Nur – dafür gibt es keine Fotokurse. Schon gleich gar nicht an einem Wochenende. Genau dafür gibt es das, was man eine „Lehre“ nennt. Man muss drei Jahre lang jeden Tag an der Kamera üben – und es steht jemand daneben und pfeift einen zusammen, wenn man wieder Ameisen in den Fingern hatte. Wer Fotografie gelernt hat, ist noch kein toller Fotograf – aber er beherrscht zumindest sein Handwerkszeug.
Bei den „Amateuren“ ist es nicht anders. Es gibt „Fotoverrückte“, die nicht ohne Kamera denkbar sind und Andere, die nur im Urlaub zur Knipse greifen. Der eine übt jeden Tag drei Stunden, der andere spielt einmal im Jahr auf dem verstimmten Klimperkasten „Stille Nacht, Heilige Nacht“.

Das große Problem ist, dass die Workshop- und Fotoindustrie diesen Faktor „Übung“ schlicht ausblendet.
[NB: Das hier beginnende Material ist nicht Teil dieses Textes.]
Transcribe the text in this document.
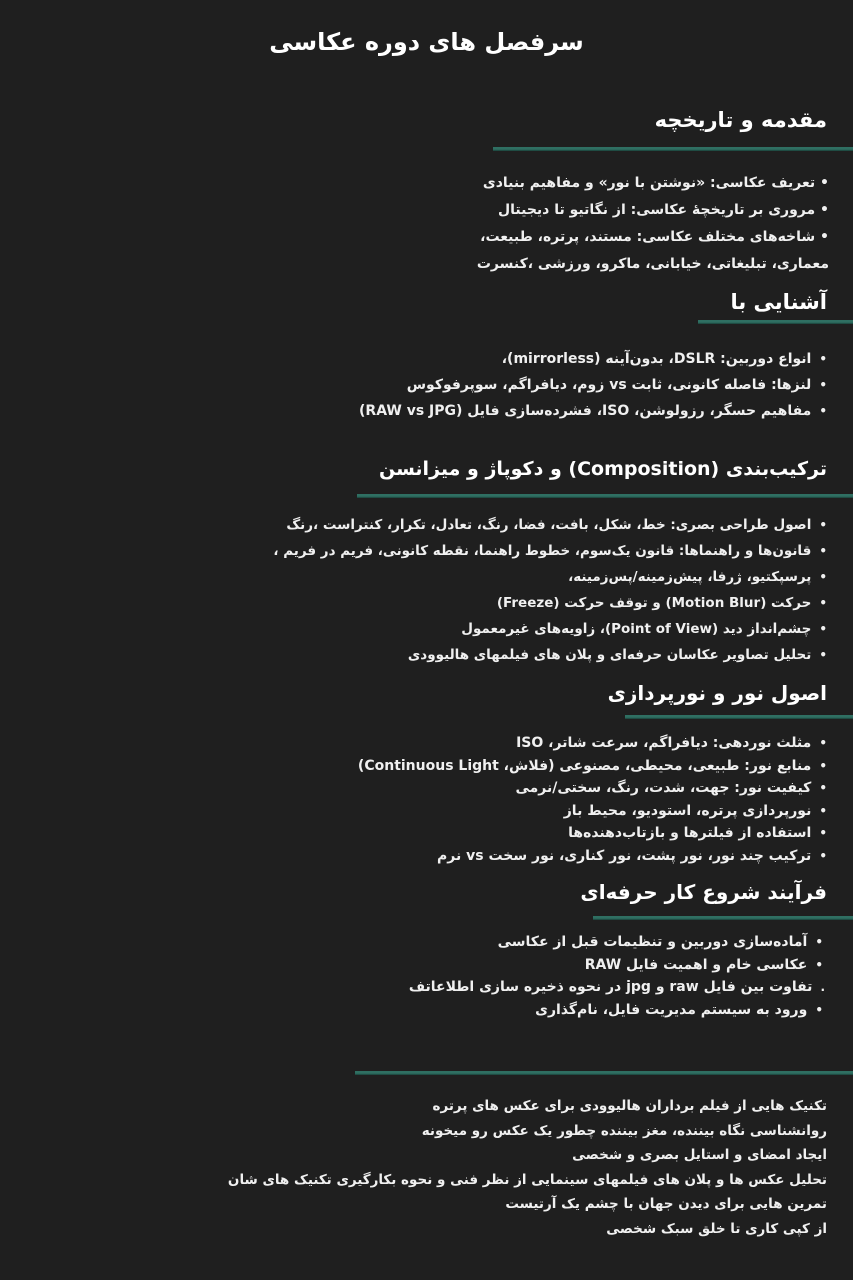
سرفصل های دوره عکاسی
مقدمه و تاریخچه
• تعریف عکاسی: «نوشتن با نور» و مفاهیم بنیادی
• مروری بر تاریخچهٔ عکاسی: از نگاتیو تا دیجیتال
• شاخه‌های مختلف عکاسی: مستند، پرتره، طبیعت،
معماری، تبلیغاتی، خیابانی، ماکرو، ورزشی ،کنسرت
آشنایی با
•انواع دوربین: DSLR، بدون‌آینه (mirrorless)،
•لنزها: فاصله کانونی، ثابت vs زوم، دیافراگم، سوپرفوکوس
•مفاهیم حسگر، رزولوشن، ISO، فشرده‌سازی فایل (RAW vs JPG)
ترکیب‌بندی (Composition) و دکوپاژ و میزانسن
•اصول طراحی بصری: خط، شکل، بافت، فضا، رنگ، تعادل، تکرار، کنتراست ،رنگ
•قانون‌ها و راهنماها: قانون یک‌سوم، خطوط راهنما، نقطه کانونی، فریم در فریم ،
•پرسپکتیو، ژرفا، پیش‌زمینه/پس‌زمینه،
•حرکت (Motion Blur) و توقف حرکت (Freeze)
•چشم‌انداز دید (Point of View)، زاویه‌های غیرمعمول
•تحلیل تصاویر عکاسان حرفه‌ای و پلان های فیلمهای هالیوودی
اصول نور و نورپردازی
•مثلث نوردهی: دیافراگم، سرعت شاتر، ISO
•منابع نور: طبیعی، محیطی، مصنوعی (فلاش، Continuous Light)
•کیفیت نور: جهت، شدت، رنگ، سختی/نرمی
•نورپردازی پرتره، استودیو، محیط باز
•استفاده از فیلترها و بازتاب‌دهنده‌ها
•ترکیب چند نور، نور پشت، نور کناری، نور سخت vs نرم
فرآیند شروع کار حرفه‌ای
•آماده‌سازی دوربین و تنظیمات قبل از عکاسی
•عکاسی خام و اهمیت فایل RAW
.تفاوت بین فایل raw و jpg در نحوه ذخیره سازی اطلاعاتف
•ورود به سیستم مدیریت فایل، نام‌گذاری
تکنیک هایی از فیلم برداران هالیوودی برای عکس های پرتره
روانشناسی نگاه بیننده، مغز بیننده چطور یک عکس رو میخونه
ایجاد امضای و استایل بصری و شخصی
تحلیل عکس ها و پلان های فیلمهای سینمایی از نظر فنی و نحوه بکارگیری تکنیک های شان
تمرین هایی برای دیدن جهان با چشم یک آرتیست
از کپی کاری تا خلق سبک شخصی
Man verspricht „Mit der neuen Oh-My-God-Mark-Vierzehn können Sie so supertolle Fotos machen, wie unser Botschafter Frisco Paris“. Nein. Kann ich nicht. Mir fehlt das Budget von Frisco. Und der Wille solche Plastikwelten abzulichten. Und jemand anders kann nicht, weil er gar nicht weiß, wie er die Blende kontrollieren kann. Weil ihm niemand gesagt hat, dass er das 3,5-5,6-Zoom bei 14mm auf 3,5 stellen muss, damit er immer mit Offenblende fotografieren kann – und es nichts hilft, bei 42mm auf 5,6 zu stellen – obwohl das auch dort Offenblende ist. Und der deshalb immer im Porträt-Modus fotografiert, weil da in der Anleitung steht, dass die Kamera immer die Blende ganz aufmacht. Klingt nach albernem Anfänger? Ich habe ein dreiviertel Jahr meine Zeitungsfotos so gemacht. Ich kam aus der analogen, mechanischen Fotografie, da gab’s dieses Problem nicht, dass Automatiken Dinge gemacht haben, ohne mir zu sagen, was.

Die Workshops sind nicht besser. „Die renommierte Werbefotografin  Norma Al-Di weiht sie in die Geheimnisse der Porträtfotografie ein“.  Quark. Wenn die Kursleiterin Geheimnisse hat, wird sie einen Teufel tun und die verraten. Meistens geht es um Allgemeinplätze, was nur deshalb nicht auffällt, weil die Kursteilnehmer so mit ihrer Kamera beschäftigt sind, dass sie gar keine Zeit haben, genau zuzuhören, was die da vorne von sich gibt.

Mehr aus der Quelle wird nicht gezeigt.